For many who have returned to Fort McMurray, the re-entry process has been frustrated by what they describe as a lack of communication from the city's municipal council. Those who lived in the areas completely decimated by the fire, such as Waterways, Beacon Hill, and Abasand, don't yet know if they'll ever be able to rebuild in the area, pending further government testing of the area. And last week, city councillors voted to drastically increase their wages in order compensate for the work they'll have to do in the aftermath of the fire. The salaries of part-time councillors have jumped from $36,000 to $75,000, and the mayor will be paid $150,000 annually, up from $123,000.
For the first time since the fire, the city held an hour-long telephone town hall conference on Monday evening to answer questions from residents about the re-entry so far, and plans for the future. Questions were submitted on a website, or asked directly by callers. In the early days of the evacuation, the provincial government held nightly telephone conference calls to provide updates.
Questions ranged from why rebuilding isn't happening in the areas most impacted by the fire to when full transit service will begin, but those following along on social media were less than impressed with the format and answers provided by those in charge.
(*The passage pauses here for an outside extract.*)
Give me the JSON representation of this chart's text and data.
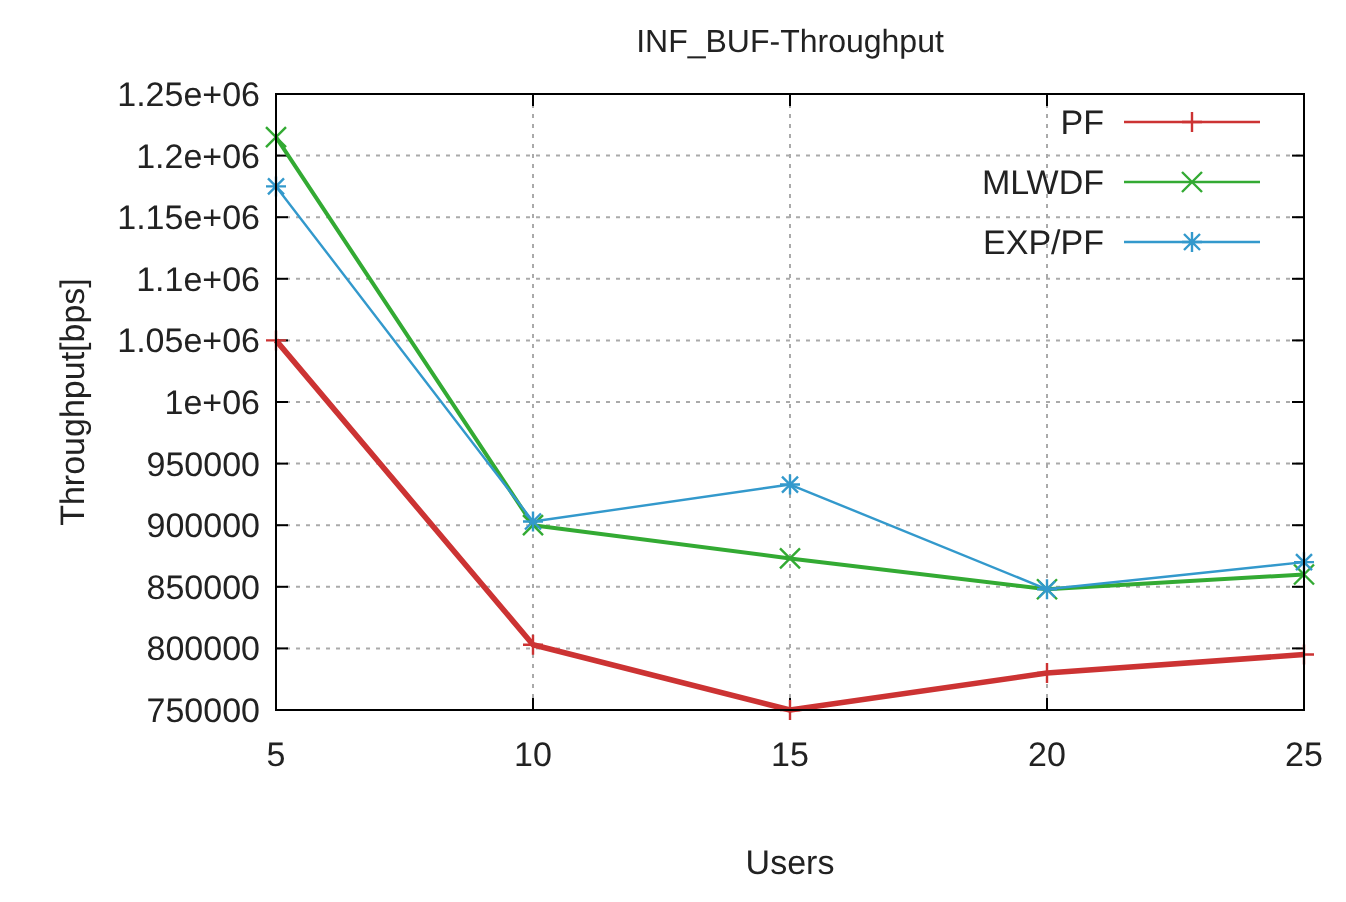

Councillors are scheduled to meet Tuesday night in person to discuss a number of matters related to re-entry.
"I expect a huge crowd of people to show up there to try to get the council to get answers to the things bothering us still," said one woman sitting outside the Tim Horton's coffee shop near the mall downtown.
Back in the food bank, Johnson finishes signing her thank-you cards. The lineup outside remains steady.
"If you look at other disasters in the province, the knowledge and awareness around what happened begins to dwindle, but the impacts will be felt many years later," she said. "If there's a silver lining on anything that's happened here, I think that the country and maybe even the world is starting to understand that Fort McMurray isn't oil sands. The world has beaten up on us pretty hard over the years, but we will continue to take care of each other. This is our home."